Job Cuts and Surveillance
The Department of Government Efficiency (DOGE) is using artificial intelligence to monitor federal employees’ communications, seeking out any whiff of disloyalty. This is not the first time the department has used A.I. to monitor employees, but it is a worrying trend. According to a report, DOGE slashed around 222,000 jobs in March alone, hitting hardest in areas where the U.S. can least afford to fall behind, such as artificial intelligence and semiconductor development.
- The cuts are hitting hardest in areas where the U.S. can least afford to fall behind, such as artificial intelligence and semiconductor development.
- The use of A.I. in surveillance raises classic pitfalls such as biases and privacy issues.
- There is a risk of sensitive data being fed to private actors, which could lead to biased or inaccurate systems making decisions that affect real lives.
Surveillance Isn’t Just About Cameras or Keywords
Surveillance isn’t just about cameras or keywords anymore. It’s about who processes the signals, who owns the models, and who decides what matters.
The federal government is supposed to set standards, not outsource them. Public trust in A.I. will weaken if people believe decisions are made by opaque systems outside democratic control. The use of A.I. in surveillance creates a dangerous precedent that could be used to undermine public trust in the government.
What’s at Stake?
- The National Science Foundation (NSF) recently slashed more than 150 employees, and internal reports suggest even deeper cuts are coming.
- The NSF funds critical A.I. and semiconductor research across universities and public institutions, which supports everything from foundational machine learning models to chip architecture innovation.
- The White House is also proposing a two-thirds budget cut to NSF, which wipes out the very base that supports American competitiveness in A.I.
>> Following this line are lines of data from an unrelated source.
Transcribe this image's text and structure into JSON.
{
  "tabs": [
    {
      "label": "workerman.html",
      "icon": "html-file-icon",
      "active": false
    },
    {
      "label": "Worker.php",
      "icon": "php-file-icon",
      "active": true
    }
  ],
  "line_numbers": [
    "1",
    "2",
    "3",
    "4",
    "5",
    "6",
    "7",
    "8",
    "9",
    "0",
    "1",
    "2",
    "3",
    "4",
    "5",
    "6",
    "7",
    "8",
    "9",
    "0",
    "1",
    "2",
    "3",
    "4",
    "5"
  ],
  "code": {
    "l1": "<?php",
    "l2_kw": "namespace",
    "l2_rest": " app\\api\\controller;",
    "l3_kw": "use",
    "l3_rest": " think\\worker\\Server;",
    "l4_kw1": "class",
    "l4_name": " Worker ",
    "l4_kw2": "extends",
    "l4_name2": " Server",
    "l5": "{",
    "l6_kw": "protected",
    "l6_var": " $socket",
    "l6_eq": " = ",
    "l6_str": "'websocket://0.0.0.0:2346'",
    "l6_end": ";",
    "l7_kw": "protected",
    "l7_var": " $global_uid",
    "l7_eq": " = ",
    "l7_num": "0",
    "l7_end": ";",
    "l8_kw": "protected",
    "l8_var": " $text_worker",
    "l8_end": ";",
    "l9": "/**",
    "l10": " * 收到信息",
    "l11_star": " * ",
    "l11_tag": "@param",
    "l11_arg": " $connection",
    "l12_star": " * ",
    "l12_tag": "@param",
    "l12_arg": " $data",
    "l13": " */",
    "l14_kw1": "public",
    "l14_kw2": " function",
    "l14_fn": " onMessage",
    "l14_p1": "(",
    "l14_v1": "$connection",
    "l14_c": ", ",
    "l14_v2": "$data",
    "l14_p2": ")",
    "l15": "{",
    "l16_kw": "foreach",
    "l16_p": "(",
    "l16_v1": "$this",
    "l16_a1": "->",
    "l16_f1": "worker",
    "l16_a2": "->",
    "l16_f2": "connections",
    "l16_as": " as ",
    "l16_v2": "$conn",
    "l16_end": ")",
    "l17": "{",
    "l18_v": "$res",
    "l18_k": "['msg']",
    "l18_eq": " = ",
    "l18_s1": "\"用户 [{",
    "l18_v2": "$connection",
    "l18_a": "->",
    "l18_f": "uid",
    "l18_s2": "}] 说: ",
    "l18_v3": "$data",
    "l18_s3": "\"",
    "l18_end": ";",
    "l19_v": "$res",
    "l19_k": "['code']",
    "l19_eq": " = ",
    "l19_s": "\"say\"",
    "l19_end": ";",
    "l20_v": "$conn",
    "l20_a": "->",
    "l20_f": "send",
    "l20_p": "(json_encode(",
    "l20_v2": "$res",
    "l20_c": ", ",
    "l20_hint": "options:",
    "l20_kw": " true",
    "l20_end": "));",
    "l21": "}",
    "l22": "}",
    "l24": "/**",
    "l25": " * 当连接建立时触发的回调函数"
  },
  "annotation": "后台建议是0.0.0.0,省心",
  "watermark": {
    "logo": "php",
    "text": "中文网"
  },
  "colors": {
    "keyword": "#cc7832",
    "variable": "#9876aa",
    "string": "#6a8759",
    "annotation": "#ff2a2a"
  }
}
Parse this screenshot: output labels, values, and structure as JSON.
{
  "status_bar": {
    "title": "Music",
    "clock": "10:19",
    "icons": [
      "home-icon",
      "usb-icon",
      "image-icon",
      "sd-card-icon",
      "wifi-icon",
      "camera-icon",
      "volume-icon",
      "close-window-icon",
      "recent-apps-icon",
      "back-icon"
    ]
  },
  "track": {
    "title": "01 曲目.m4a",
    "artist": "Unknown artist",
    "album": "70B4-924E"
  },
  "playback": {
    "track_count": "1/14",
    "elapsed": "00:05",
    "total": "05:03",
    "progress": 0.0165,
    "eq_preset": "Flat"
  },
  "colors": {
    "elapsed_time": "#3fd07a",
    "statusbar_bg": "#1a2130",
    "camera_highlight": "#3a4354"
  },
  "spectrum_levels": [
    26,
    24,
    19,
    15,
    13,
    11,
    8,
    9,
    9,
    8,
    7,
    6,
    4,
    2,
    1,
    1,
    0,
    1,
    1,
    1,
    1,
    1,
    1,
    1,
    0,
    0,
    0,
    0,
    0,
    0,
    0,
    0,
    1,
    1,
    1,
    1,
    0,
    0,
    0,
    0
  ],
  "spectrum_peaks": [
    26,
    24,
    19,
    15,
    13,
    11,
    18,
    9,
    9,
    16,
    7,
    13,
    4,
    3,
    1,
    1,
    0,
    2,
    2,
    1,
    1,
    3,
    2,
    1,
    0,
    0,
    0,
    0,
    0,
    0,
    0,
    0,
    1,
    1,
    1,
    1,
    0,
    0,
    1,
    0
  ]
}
- Nearly 500 NIST employees are on the chopping block, including most of the teams responsible for the CHIPS Act’s incentive programs and R&D strategies.
Is DOGE Feeding Confidential Public Data to the Private Sector?
DOGE’s involvement | Raises a critical concern about confidentiality |
The department has quietly gained sweeping access to federal records and agency data sets. | This is a risk multiplier. |
A.I. tools are combing this data to identify functions for automation. | So, the administration is now letting private actors process sensitive information about government operations, public services and regulatory workflows. |
The move shifts public data into private hands without clear policy guardrails. It also opens the door to biased or inaccurate systems making decisions that affect real lives. Algorithms don’t replace accountability. There is no transparency around what data DOGE uses, which models it deploys, or how agencies validate the outputs. Federal workers are being terminated based on A.I. recommendations. The logic, weightings and assumptions of those models are not available to the public. That’s a governance failure.
The Need for Better A.I. Models
A better A.I. model is needed to meet the specific challenges and standards required in public service.
Surveillance doesn’t make a government efficient, without rules, oversight, or even basic transparency; it just breeds fear. And when artificial intelligence is used to monitor loyalty or flag words like “diversity,” we’re not streamlining the government—we’re gutting trust in it. Federal workers shouldn’t wonder if they’re being watched for doing their jobs or saying the wrong thing in a meeting. This also highlights the need for better, more reliable A.I. models to meet the specific challenges and standards required in public service.